Reason 1 – Credit score
According to the National Association of Realtors, 8% of student loan holders are denied a home loan because of their poor credit score. Mike, a government employee in Oklahoma states, banks used to line up at his law school to offer loans. Tempted, he did take a couple of loans before he’d even graduated. When he completed school in 2008, he had a debt of about $200,000 on his shoulders with no way to make the hefty monthly payments. He couldn’t find a job and later was defaulted on his student loan. He felt completely hopeless and his credit score dropped to 500, which is supposed to be considered very low. This happens with a lot of people who become indebted even before they start earning. So much so that they eventually default and end up with poor credit scores. End result – denied mortgage applications!
Reason 2 – Down payment
Another major problem why people with student loans aren’t able to buy a house is lack of savings. Most are not able to save enough because a huge chunk of their income goes to the bank as monthly installments. Stephanie Pennycuff, who works with a non-profit organization, mentions that almost one paycheck goes to loans every single month, and after that whatever amount she’s able to save goes down into something or the other. Meaning, she can’t save any money to purchase her very own house.

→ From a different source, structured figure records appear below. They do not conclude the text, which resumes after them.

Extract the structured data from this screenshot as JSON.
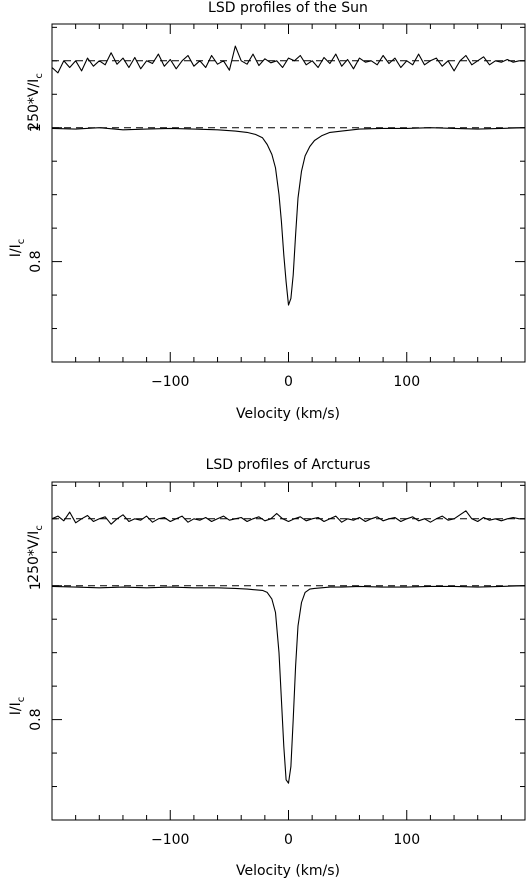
{
  "chart_data": [
    {
      "type": "line",
      "title": "LSD profiles of the Sun",
      "xlabel": "Velocity (km/s)",
      "ylabel_upper": "250*V/I",
      "ylabel_upper_sub": "c",
      "ylabel_lower": "I/I",
      "ylabel_lower_sub": "c",
      "xlim": [
        -200,
        200
      ],
      "ylim": [
        0.65,
        1.155
      ],
      "xticks": [
        -100,
        0,
        100
      ],
      "xtick_labels": [
        "−100",
        "0",
        "100"
      ],
      "yticks": [
        1.0,
        0.8
      ],
      "ytick_labels": [
        "1",
        "0.8"
      ],
      "reference_lines": [
        1.0,
        1.1
      ],
      "series": [
        {
          "role": "intensity",
          "x": [
            -200,
            -180,
            -160,
            -140,
            -120,
            -100,
            -80,
            -60,
            -45,
            -35,
            -28,
            -22,
            -18,
            -14,
            -11,
            -8,
            -6,
            -4,
            -2,
            0,
            2,
            4,
            6,
            8,
            11,
            14,
            18,
            22,
            28,
            35,
            45,
            60,
            80,
            100,
            120,
            140,
            160,
            180,
            200
          ],
          "y": [
            0.999,
            0.998,
            1.0,
            0.997,
            0.998,
            0.999,
            0.998,
            0.997,
            0.995,
            0.993,
            0.99,
            0.985,
            0.975,
            0.96,
            0.94,
            0.9,
            0.86,
            0.81,
            0.77,
            0.735,
            0.745,
            0.78,
            0.84,
            0.895,
            0.935,
            0.958,
            0.972,
            0.981,
            0.988,
            0.993,
            0.995,
            0.998,
            0.999,
            0.999,
            1.0,
            0.999,
            0.998,
            0.999,
            1.0
          ]
        },
        {
          "role": "stokes_v",
          "offset": 1.1,
          "x": [
            -200,
            -195,
            -190,
            -185,
            -180,
            -175,
            -170,
            -165,
            -160,
            -155,
            -150,
            -145,
            -140,
            -135,
            -130,
            -125,
            -120,
            -115,
            -110,
            -105,
            -100,
            -95,
            -90,
            -85,
            -80,
            -75,
            -70,
            -65,
            -60,
            -55,
            -50,
            -45,
            -40,
            -35,
            -30,
            -25,
            -20,
            -15,
            -10,
            -5,
            0,
            5,
            10,
            15,
            20,
            25,
            30,
            35,
            40,
            45,
            50,
            55,
            60,
            65,
            70,
            75,
            80,
            85,
            90,
            95,
            100,
            105,
            110,
            115,
            120,
            125,
            130,
            135,
            140,
            145,
            150,
            155,
            160,
            165,
            170,
            175,
            180,
            185,
            190,
            195,
            200
          ],
          "y": [
            1.09,
            1.082,
            1.1,
            1.09,
            1.1,
            1.085,
            1.104,
            1.092,
            1.1,
            1.094,
            1.112,
            1.095,
            1.104,
            1.09,
            1.105,
            1.088,
            1.1,
            1.096,
            1.11,
            1.092,
            1.102,
            1.088,
            1.1,
            1.108,
            1.092,
            1.1,
            1.09,
            1.108,
            1.095,
            1.1,
            1.086,
            1.122,
            1.1,
            1.095,
            1.11,
            1.093,
            1.103,
            1.097,
            1.1,
            1.09,
            1.104,
            1.1,
            1.108,
            1.094,
            1.1,
            1.09,
            1.105,
            1.096,
            1.11,
            1.092,
            1.102,
            1.088,
            1.104,
            1.098,
            1.1,
            1.094,
            1.108,
            1.096,
            1.104,
            1.09,
            1.1,
            1.094,
            1.11,
            1.094,
            1.1,
            1.104,
            1.092,
            1.1,
            1.085,
            1.1,
            1.108,
            1.094,
            1.1,
            1.106,
            1.094,
            1.1,
            1.098,
            1.102,
            1.098,
            1.1,
            1.1
          ]
        }
      ]
    },
    {
      "type": "line",
      "title": "LSD profiles of Arcturus",
      "xlabel": "Velocity (km/s)",
      "ylabel_upper": "250*V/I",
      "ylabel_upper_sub": "c",
      "ylabel_lower": "I/I",
      "ylabel_lower_sub": "c",
      "xlim": [
        -200,
        200
      ],
      "ylim": [
        0.65,
        1.155
      ],
      "xticks": [
        -100,
        0,
        100
      ],
      "xtick_labels": [
        "−100",
        "0",
        "100"
      ],
      "yticks": [
        1.0,
        0.8
      ],
      "ytick_labels": [
        "1",
        "0.8"
      ],
      "reference_lines": [
        1.0,
        1.1
      ],
      "series": [
        {
          "role": "intensity",
          "x": [
            -200,
            -180,
            -160,
            -140,
            -120,
            -100,
            -80,
            -60,
            -45,
            -35,
            -28,
            -22,
            -18,
            -14,
            -11,
            -8,
            -6,
            -4,
            -2,
            0,
            2,
            4,
            6,
            8,
            11,
            14,
            18,
            22,
            28,
            35,
            45,
            60,
            80,
            100,
            120,
            140,
            160,
            180,
            200
          ],
          "y": [
            0.999,
            0.998,
            0.997,
            0.998,
            0.997,
            0.998,
            0.997,
            0.997,
            0.996,
            0.995,
            0.994,
            0.993,
            0.99,
            0.98,
            0.96,
            0.9,
            0.83,
            0.76,
            0.71,
            0.705,
            0.73,
            0.8,
            0.88,
            0.94,
            0.975,
            0.99,
            0.995,
            0.996,
            0.997,
            0.998,
            0.998,
            0.999,
            0.998,
            0.998,
            0.999,
            0.999,
            0.998,
            0.999,
            1.0
          ]
        },
        {
          "role": "stokes_v",
          "offset": 1.1,
          "x": [
            -200,
            -195,
            -190,
            -185,
            -180,
            -175,
            -170,
            -165,
            -160,
            -155,
            -150,
            -145,
            -140,
            -135,
            -130,
            -125,
            -120,
            -115,
            -110,
            -105,
            -100,
            -95,
            -90,
            -85,
            -80,
            -75,
            -70,
            -65,
            -60,
            -55,
            -50,
            -45,
            -40,
            -35,
            -30,
            -25,
            -20,
            -15,
            -10,
            -5,
            0,
            5,
            10,
            15,
            20,
            25,
            30,
            35,
            40,
            45,
            50,
            55,
            60,
            65,
            70,
            75,
            80,
            85,
            90,
            95,
            100,
            105,
            110,
            115,
            120,
            125,
            130,
            135,
            140,
            145,
            150,
            155,
            160,
            165,
            170,
            175,
            180,
            185,
            190,
            195,
            200
          ],
          "y": [
            1.1,
            1.104,
            1.097,
            1.11,
            1.094,
            1.1,
            1.105,
            1.096,
            1.1,
            1.103,
            1.092,
            1.1,
            1.106,
            1.096,
            1.1,
            1.098,
            1.104,
            1.095,
            1.1,
            1.102,
            1.096,
            1.1,
            1.104,
            1.095,
            1.1,
            1.098,
            1.102,
            1.096,
            1.1,
            1.104,
            1.098,
            1.1,
            1.102,
            1.096,
            1.1,
            1.103,
            1.097,
            1.1,
            1.108,
            1.1,
            1.096,
            1.1,
            1.103,
            1.097,
            1.1,
            1.102,
            1.096,
            1.1,
            1.104,
            1.095,
            1.1,
            1.098,
            1.102,
            1.096,
            1.1,
            1.103,
            1.097,
            1.1,
            1.102,
            1.096,
            1.1,
            1.103,
            1.097,
            1.1,
            1.095,
            1.1,
            1.104,
            1.098,
            1.1,
            1.106,
            1.112,
            1.1,
            1.096,
            1.102,
            1.098,
            1.1,
            1.097,
            1.1,
            1.102,
            1.1,
            1.1
          ]
        }
      ]
    }
  ]
}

Reason 3 – Low debt-to-income ratio
As highlighted with McKinley’s story, a significant portion of people who have student loan debt get denied when they apply for a mortgage because of their poor debt-to-income ratio. The banks look at them as unsecured payers, which means they believe such people owe more than they make. In the event such people need to choose between paying a mortgage installment and a student loan installment, they’ll obviously pick the student loan since they might tolerate forfeiture of the house but not of their education.
All in all
Concern around this whole labyrinth of people with student loans not being in a position to buy a house are growing at a steady pace. We agree that the primary way to build wealth and attain stability is if you own property under your signature, but considering the current scenario, student loans are continuing to compound and the dream of buying a new home seems somewhat endangered for most Americans.